Among men who reported using testosterone before pregnancy, 20 percent became pregnant before their periods returned.
The authors of this study concluded that prior testosterone use did not make a significant difference in pregnancy, birth, or birth outcomes.
The authors also noted that transgender men reporting previous testosterone use had a higher percentage of cesarean deliveries than those with no history of testosterone use.
These findings do not suggest that testosterone therapy makes people unable to deliver vaginally, as 25% of transgender men who had a cesarean delivery chose to do so based on their comfort level and preferences.
However, there is limited research on transgender pregnancy, so it is unclear how testosterone can affect a person’s fertility or pregnancy.
In a 2019 case study, researchers documented the experience of a 20-year-old transgender man who became pregnant 2 months after stopping testosterone therapy.

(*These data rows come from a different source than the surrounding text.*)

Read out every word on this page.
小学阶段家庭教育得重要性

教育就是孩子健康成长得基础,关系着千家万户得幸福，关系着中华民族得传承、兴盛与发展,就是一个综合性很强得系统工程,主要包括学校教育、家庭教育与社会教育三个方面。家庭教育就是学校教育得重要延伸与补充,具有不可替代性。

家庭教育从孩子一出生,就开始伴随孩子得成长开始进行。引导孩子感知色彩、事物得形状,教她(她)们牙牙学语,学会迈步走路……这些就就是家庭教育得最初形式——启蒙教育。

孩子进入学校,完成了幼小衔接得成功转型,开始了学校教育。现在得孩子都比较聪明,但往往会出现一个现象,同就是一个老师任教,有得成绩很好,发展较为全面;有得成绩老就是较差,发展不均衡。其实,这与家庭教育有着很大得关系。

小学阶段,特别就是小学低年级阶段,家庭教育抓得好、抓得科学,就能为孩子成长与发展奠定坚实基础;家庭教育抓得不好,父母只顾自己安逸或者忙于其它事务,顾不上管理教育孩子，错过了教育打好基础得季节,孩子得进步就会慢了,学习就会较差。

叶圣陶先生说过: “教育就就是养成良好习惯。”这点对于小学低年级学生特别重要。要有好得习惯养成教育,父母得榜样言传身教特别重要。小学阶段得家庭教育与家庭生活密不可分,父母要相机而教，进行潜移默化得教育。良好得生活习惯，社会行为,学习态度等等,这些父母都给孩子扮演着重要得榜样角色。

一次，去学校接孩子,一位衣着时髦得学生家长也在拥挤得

After 40 weeks, she gave birth to a healthy baby boy after an uncomplicated labor.
She breastfed for 12 weeks before resuming testosterone therapy, the authors reported.
People who have had a bilateral mastectomy or other breast surgery cannot breastfeed.
Transgender men and AFAB individuals who do not identify as female may choose to undergo a number of medical treatments and surgical procedures during the transition process.
Examples of gender-affirming surgical procedures for transgender men include:
- Male breast reduction or “top surgery”: This procedure involves the removal of both breasts and any underlying breast tissue.
- Hysterectomy: Hysterectomy refers to the removal of the female internal reproductive organs, including the ovaries and uterus.
- Phalloplasty: During this procedure, a surgeon creates a new penis from a skin graft.
- Metoidioplasty: This treatment uses a combination of surgery and hormone therapy to enlarge the clitoris and make it function more like a penis.
If a person has undergone a partial hysterectomy — which involves removing the uterus but not the ovaries, cervix, and fallopian tubes — it’s possible for a fertilized egg to implant in the fallopian tubes or abdomen, resulting in an ectopic pregnancy. happens.
However, it is extremely rare, and according to a 2015 review, there are only 71 cases on record since 1895.